Tra le manifestazioni della testualmente detta “Festa degli alberi”, istituita, in una interessante sollecitudine di cultura ambientale, con Regio Decreto n. 18 del 2 febbraio precedente, era, in quei frangenti che, le cronache di tale giornale, procedevano a segnalare le pure riferite sperimentazioni del telegrafo senza fili da parte di Guglielmo Marconi ed, in ambito strettamente bresciano, le prove sul campo dei cannoni antigrandine, quali “apparecchi grandifughi ad acetilene”, come anche, fra altri spunti locali, l’adunanza periodica dell’Ateneo di Brescia in cui tra, gli interventi, era previsto quello del nobile Carlo Fisogni per la trattazione del tema “Brevi cenni sulla cura Baccelli applicata in una stalla di bovini affetti da afta epizotica”, mentre, “La Sentinella Bresciana” del 16 aprile 1902 documentava quella possibile istantanea descrittiva secondo la quale, al Regno d’Italia di quell’inizio secolo, erano spettate le cifre significative di una contestualizzante proiezione economica pari a “Il valore delle merci importate nel primo trimestre del 1902 fu di lire 452.759.493, quello delle merci esportate di lire 351.747.556. L’importazione presenta un aumento di lire 44.496.479, l’esportazione di lire 10.806.780 di fronte al primo trimestre del 1901. (…)”.

In mezzo a tutto questo, ed a, naturalmente, molto altro ancora, c’era il presentarsi del vaiuolo che, nella sua diffusione, era osservato da un approfondimento messo in prima pagina nel numero 92 de “La Provincia di Brescia” del 4 aprile 1902, quale contributo di informazione risultante utile per proporzionarne il fenomeno, legato all’apparire di questo triste contagio, vissuto in quel lontano periodo: “Oggi che, pur mite, serpeggia nella città e provincia nostra, un’epidemia che sembra più di vaioloide che di vero e proprio vaiolo, crediamo opportuno riassumere dalla Semaine Medicale alcuni dati sulla efficacia grandissima della vaccinazione (…)”. Nel circoscrivere l’incidenza della malattia contagiosa ad una sua manifestazione, certamente non trascurabile, ma ascritta ad una modalità e ad un raggio più contenuto di diffusione, rispetto ad altre volte, proprie di una sua differente caratterizzazione, si intendeva informare il lettore bresciano, dati ed argomenti alla mano, come gli stessi erano tratti dalla menzionata rivista francese di settore, quanto fosse, comunque, indispensabile sottoporsi di buon grado alla vaccinazione, stante il fatto che tale pratica “(…) mette relativamente al sicuro contro il vaiuolo e che, nel caso negativo, questa malattia è assai meno grave nei vaccinati. E per dimostrare la verità dell’asserto daremo quest’altre statistiche.

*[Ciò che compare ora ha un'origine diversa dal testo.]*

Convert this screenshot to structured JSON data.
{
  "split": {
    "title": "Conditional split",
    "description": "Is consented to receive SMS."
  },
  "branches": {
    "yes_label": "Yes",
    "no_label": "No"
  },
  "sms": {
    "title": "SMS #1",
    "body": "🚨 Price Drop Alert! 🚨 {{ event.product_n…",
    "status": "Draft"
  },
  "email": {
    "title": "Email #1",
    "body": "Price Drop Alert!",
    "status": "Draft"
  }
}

A Londra, dal 1884, sopra 2198 persone impiegate negli ospedali dei vaiolosi, 17 soltanto contrassero la malattia, nonostante 17mila e 900 fossero colà ospitati. Di questi 17 casi, 13 riguardano impiegati che non erano stati rivaccinati, se non dopo la loro entrata in ufficio, e 4 operai che avevano potuto sfuggire alla rivaccinazione. Negli ultimi otto anni, nessuno degli addetti agli ospitali fu preso da contagio (…)”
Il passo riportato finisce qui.